La prima vittima dell'influenza A in Arabia Saudita è un uomo di 30 anni. L'annuncio del decesso è stato dato dai funzionari del regno. Si tratta del secondo caso fatale in medio oriente: è morta anche una ragazza in Egitto. Aumentano così le preoccupazioni dei ministri della Sanità dei governi della regione, che pochi giorni fa, in una mossa inedita nella storia dei Paesi islamici, hanno deciso di comune accordo d'imporre condizioni ai pellegrini che a fine novembre, picco della stagione influenzale, si recheranno nelle due città sante all'islam, la Mecca e Medina, in Arabia Saudita. Non potranno portare a termine l'hajj, uno dei cinque pilastri dell'islam, un dovere del fedele musulmano, le persone di più di 65 anni e meno di 12 e chi ha malattie croniche.
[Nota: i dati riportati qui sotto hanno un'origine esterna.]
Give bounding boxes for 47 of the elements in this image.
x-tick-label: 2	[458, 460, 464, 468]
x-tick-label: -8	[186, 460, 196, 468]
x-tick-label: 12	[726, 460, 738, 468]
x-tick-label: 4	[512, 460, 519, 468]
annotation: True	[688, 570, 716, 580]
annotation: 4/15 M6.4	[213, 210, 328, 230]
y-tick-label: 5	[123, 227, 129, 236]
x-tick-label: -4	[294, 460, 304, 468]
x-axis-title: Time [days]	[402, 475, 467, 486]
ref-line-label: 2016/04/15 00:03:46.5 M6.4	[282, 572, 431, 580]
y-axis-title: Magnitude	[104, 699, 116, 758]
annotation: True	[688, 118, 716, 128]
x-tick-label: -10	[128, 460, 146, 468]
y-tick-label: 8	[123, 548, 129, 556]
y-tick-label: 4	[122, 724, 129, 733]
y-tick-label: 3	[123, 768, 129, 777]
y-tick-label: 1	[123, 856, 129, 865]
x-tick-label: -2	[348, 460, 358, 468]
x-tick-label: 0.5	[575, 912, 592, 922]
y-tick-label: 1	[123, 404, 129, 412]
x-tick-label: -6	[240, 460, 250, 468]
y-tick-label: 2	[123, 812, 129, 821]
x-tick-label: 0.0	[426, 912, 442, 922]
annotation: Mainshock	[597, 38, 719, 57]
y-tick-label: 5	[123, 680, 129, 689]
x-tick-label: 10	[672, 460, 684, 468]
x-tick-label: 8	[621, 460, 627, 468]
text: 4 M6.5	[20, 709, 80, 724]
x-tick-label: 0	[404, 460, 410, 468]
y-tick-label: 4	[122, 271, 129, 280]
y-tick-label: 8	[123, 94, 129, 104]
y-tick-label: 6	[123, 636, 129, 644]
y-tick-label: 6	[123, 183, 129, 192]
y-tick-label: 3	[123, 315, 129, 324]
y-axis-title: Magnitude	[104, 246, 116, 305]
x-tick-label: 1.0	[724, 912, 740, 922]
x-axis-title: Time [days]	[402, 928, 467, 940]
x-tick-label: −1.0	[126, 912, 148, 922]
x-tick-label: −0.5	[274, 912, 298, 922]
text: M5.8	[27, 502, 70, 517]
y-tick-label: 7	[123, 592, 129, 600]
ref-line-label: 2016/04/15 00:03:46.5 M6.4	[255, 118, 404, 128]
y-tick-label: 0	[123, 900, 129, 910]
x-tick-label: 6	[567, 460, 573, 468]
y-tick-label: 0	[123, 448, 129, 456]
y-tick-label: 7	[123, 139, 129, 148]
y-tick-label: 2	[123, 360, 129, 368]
Ogni anno il pellegrinaggio islamico riunisce alla Mecca oltre tre milioni di persone in arrivo da 160 nazioni: il timore è che un tale evento di massa possa favorire una veloce propagazione del virus H1N1 che finora ha ucciso 700 persone nel mondo.
La decisione dei ministri della Sanità ha diviso il mondo musulmano. Il Gran Mufti d'Egitto, Ali Gomaa, ha detto che chi non rispetterà i limiti imposti dai governi sarà considerato «un peccatore». L'università di Al Azhar, al Cairo, maggiore istituzione dell'islam sunnita, ha ricordato come una simile misura fosse stata presa dalle autorità egiziane nel 1946, quando nel Paese scoppiò un'epidemia di colera. Il celebre editorialista del giornale saudita aSharq el Awsat, Abdul Rahman al Rashid, ha parlato di «misura necessaria» per chi si trova in posizioni di responsabilità. Ma nel Paese, alcuni uomini di religione hanno dichiarato contrario all'islam impedire ai fedeli di compiere il loro dovere.
L'accesso al pellegrinaggio è regolato dal regno saudita, che emette un numero limitato di visti all'anno: una quota stabilita in anticipo per ogni Paese.